I love the Las Vegas Sands operating margins: the gross profit margin is 48.4% and the pre-tax net is 22.5%. For a high cash turn-over business, this is like Humungous Bank & Broker. What brought Las Vegas Sands to mind? I was watching the very successful fund manager Ken Heebner being interviewed on Bloomberg a few minutes ago. My research on Heebner pointed me to a Kiplinger.com article entitled, “The Saviest Stock Picker in America.” Here’s a paragraph of the printed interview:
What's the common thread in your approach to stock picking? I look for fundamental developments that will cause a stock to significantly outperform the market. So I look for companies that will surprise on the upside. One holding with these characteristics is Las Vegas Sands. It's run by Sheldon Adelson, who had been in the convention business, sold it and developed the Venetian Casino in Las Vegas. When the Chinese took over Macau from Portugal, they opened it up to investment, and Adelson became the leading gaming developer there. What Las Vegas Sands did differently is make a deal to take over the Cotai Strip and fill in a huge swamp for the space to build eight casinos. Sands will develop casinos, shopping malls, condos and hotels. Profits from the sale of the condos, malls and hotels will finance the casinos. Analysts estimate that Sands will earn $2.88 a share in '08. It will probably be much higher. The Chinese love to gamble, and if you want a direct play on the growth of Asian wealth, this is the stock.
So Adelson knows gaming and he knows convention centers and he knows Macau – every inch. And he knows that there will soon be developed in the adjacent Chinese city of Zhuhai the world’s largest convention center complex. I hear that the total developed value will be something like $25 billion. My friend Michael Wong will be an architect. He is also senior urban planning consultant to both Zhuhai and Macau. You might say that he knows what’s going to be happening to the casino business in Macau (already larger than Las Vegas) when that Zhuhai complex is finished.

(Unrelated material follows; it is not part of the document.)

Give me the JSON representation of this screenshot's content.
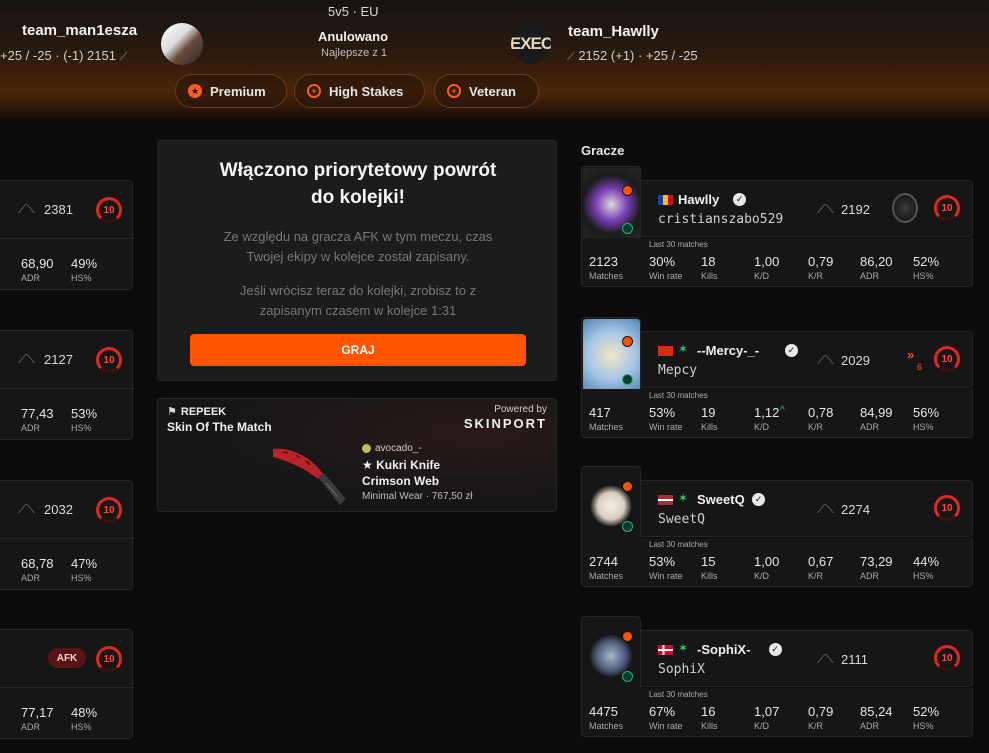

I cannot overstress the need to get into these deals early, but long-term traders have a need to get in sooner than later. With me, I look at price series motion, and this is just not the right time. Right company; right geography; right reasons. But, that’s just enough to get the Las Vegas Sands put onto the Cara Global 100 Best Companies list.
The rest is up to you.
Disclosure: No position at present. But if you recall these words on June 16, 2005 in my blogging against online gaming (and in support of the regulated industry), LVS was just $38.50. I believe I wrote up LVS on another occasion, but cannot locate the file in the archives.
The U.S. has a very strong casinos and gaming industry (GICS 2530). I have written it up in the past; and, at the appropriate time, I will even recommend stocks like LVS. So, please don't take me for an opponent.